Él era sólo el guía, el que se sabía el camino, y para cruzar necesitaban más que instrucciones. Siempre era así: la esperanza y la fuerza tenían que salir de algún lado. Le alivió enterarse tan pronto de cuál sería la fuente.

Los miró mientras reunían sus cantimploras y bolsas de plástico llenas de fotos y ropa. Al salir de la habitación, contó sus cabezas de cabello oscuro. Seis. Le habían dicho que eran siete, pero sabía que no debía preguntar por el que faltaba. Hizo las cuentas como siempre, contando los días y los estómagos hambrientos de sus hijos, que lo esperaban en casa. Seis eran suficientes, siempre y cuando no tardara en venir otro grupo.

—Vamos —dijo, alzando la voz más de lo necesario en tal oscu­ridad.

Capítulo 3

2 de noviembre de 2003

Año uno: papel

La mañana del sábado de su primer aniversario, Isabel despertó pensando en Omar. Dudaba de que volvería a verlo, o al menos se había convencido a sí misma de que lo dudaba, porque sabía que cuando uno espera algo nunca sucede, y cuando no lo espera, sucede. Se deslizó hasta el centro de la cama y puso el brazo encima del pecho de Martín. La agencia donde él trabajaba estaba grabando un comercial para uno de sus clientes nuevos y era la primera vez que él coordinaba un evento así de importante. Isabel tampoco tenía el día libre, pero estaba agradecida de no tener que trabajar el turno nocturno para poder celebrar el aniversario por la noche.

—Buenos días, esposo.

Le seguía encantando cómo sonaba. Las parejas de gente mayor les advertían todo el tiempo que el matrimonio es difícil y está lleno de sorpresas, y en su primer año hubo las dos cosas. En abril, la casa se inundó; en junio, el aumento con el que Martín había contado no se logró; en agosto tuvieron un susto de embarazo que jamás pensaron que los asustaría.

—Aguanten todo y verán que al final serán más fuertes.

Eso le encantaba decir a Elda y últimamente Isabel lo estaba considerando con más seriedad.

Se alistaron para el trabajo, como de costumbre. Los lavabos de su baño estaban tan pegados el uno al otro que chocaban cada vez que intentaban tomar una toalla o un peine. En cada choque, Martín aprovechaba para darle un beso a su esposa. Un beso en el cuello. Uno en el hombro. Ella estiraba el brazo para poner el cepillo de dientes en su lugar y él se acercaba a besarla.

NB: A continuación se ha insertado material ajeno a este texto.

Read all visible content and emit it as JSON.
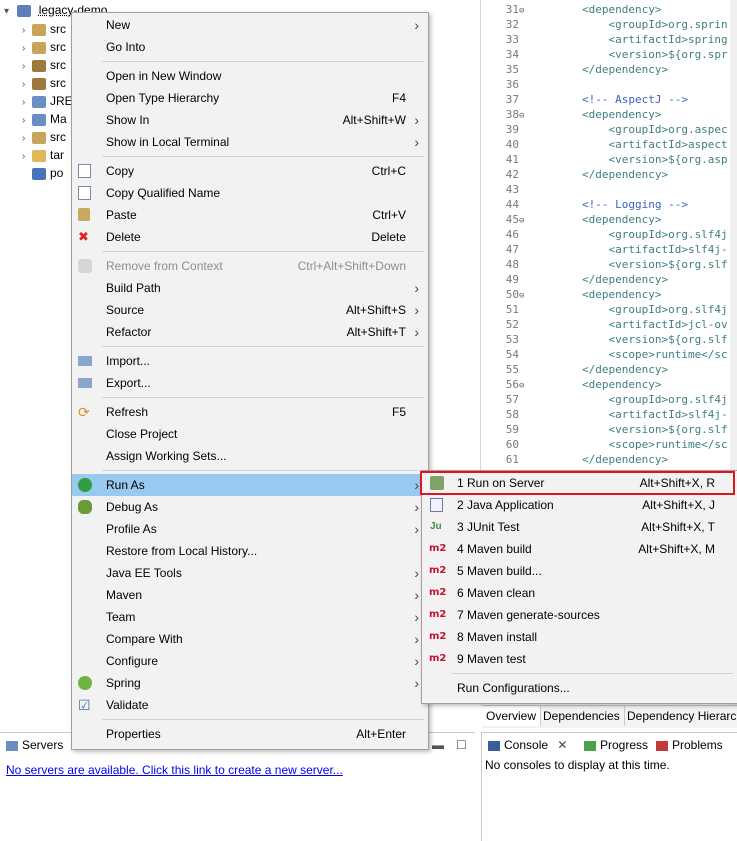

No todas las mañanas había tiempo para estas cosas. Pero aunque no recibiera nada más de aniversario, Isabel estaba agradecida de que su esposo entendiera que el verdadero romance está en llenar de dicha los pequeños momentos.

Se despidió de Martín mientas él salía en reversa del garaje y empezó a preparar sus cosas. Abrió el refrigerador y casi tira su comida al suelo cuando vio una figura oscura detrás de la puerta.

Un alarido le arañó la garganta.

—¡Chingada madre! —gritó, y luego se tapó la boca, los ojos abiertos depar en par por la vergüenza de darse cuenta de que era su suegro.

Omar soltó una carcajada; su manzana de Adán subía y bajaba ante su falta de refinamiento.

—Perdón. Es que escucharte decir groserías es como sorprender a una bailarina echándose un pedo.

—Dios mío, Omar.

Intentó esconder una sonrisa mientras se iba a parar junto al lavabo. Sus brazos estaban extrañamente quietos; abrazarlo no parecía la mejor idea, pero no hacerlo tampoco. Sólo se habían visto una vez, exactamente un año antes.

—Ya sé que se te hace tarde para el trabajo —dijo Omar—. Pero esperaba encontrarte a solas uno o dos minutos.

—Pensé que no volverías.

Se preguntó si Omar podría notar las mentiras piadosas, si había alguna diferencia entre ellas y el engaño.

Entiendo que tienes prisa. Vete, vete.

—¿A dónde vas a ir?

—Oh, ya sabes. Quizá me le aparezca a algunas viejas novias. O le ayude a un par de amigos a hacer trampa en el póker.

Temblor de sus labios fue suficiente para que Isabel se repor­tara enferma. Todo lo demás parecía irrelevante. No darle a Omar algunas horas de su tiempo hubiera sido como rechazar a un men­digo que le pidiera unos centavos que había encontrado en la ban­queta. Es injusto desechar lo indispensable.

—¿Dame un segundo, sí?

Cuando colgó el teléfono, su primer instinto fue ofrecerle algo de tomar.

Hace diez años te hubiera aceptado un whisky, derecho.

—¿Ya no puedes beber?

—Ni puedo ni necesito hacerlo. El cuerpo pierde importancia, ya sabes. No sé cómo más explicarlo.